I called the agent and he knew nothing but he said, "Well they did have another guy who had a problem with a shed and they had to exclude it." ...................So, why didn't you mention this when you walked the property? I didn't ask it. I was fuming. He said he'd call them Monday and try and see what was happening and see if we could exclude the shed. I hate to tell him, but if I can even find someone to insure me they are history. I don't know how hard it will be since this is a company cancellation. I can't afford the state insurance. It will cost me the earth. I am so glad I did not buy their car insurance! They tried but I just didn't feel I should change it.

I also happen to know, having worked in insurance, there is a little agency that governs insurance and abuse by insurance companies. They will be my second call on Monday.
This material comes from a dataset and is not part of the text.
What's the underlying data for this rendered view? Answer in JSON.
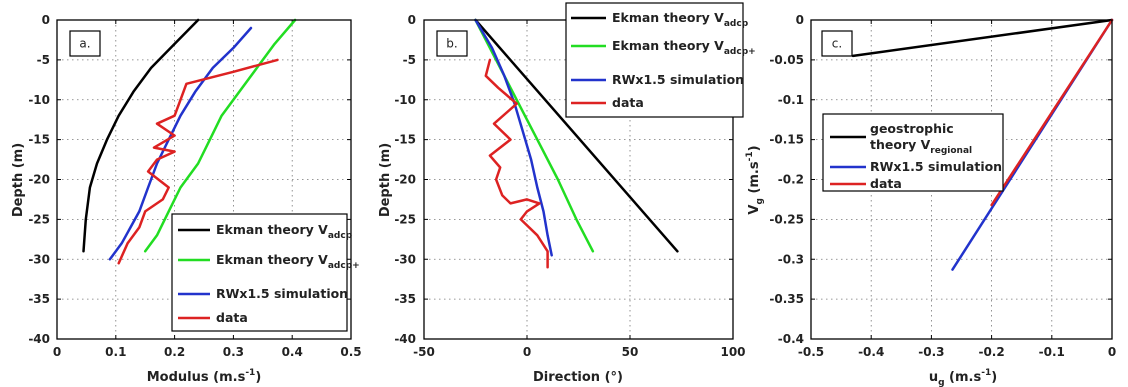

My sister had to go to the urgent care again last night. She was sick for the second time in two weeks. Her gall bladder has to come out. Guess what? Her deductible is $5000. Yes, you heard me. That is the result of the company raising the deductible to cut their cost of insurance. She's lost her house, has put her student loans on hold, and is spending all she can on credit card debt before she has to start paying rent in a month. All her savings are gone. I have no idea what to do but I suspect that she's going to have to come here. That horrible company treats her shabby and now she might as well be working for nothing. She doesn't make $8 an hour as it is.

I've had my vent. I have to get some things done before bed. I'm so angry and so worried. I don't know how I'll get insurance in a week. Becca is calling her agent tomorrow and if I can come up with something by Monday, Farmer's Insurance won't get an extra week of my money.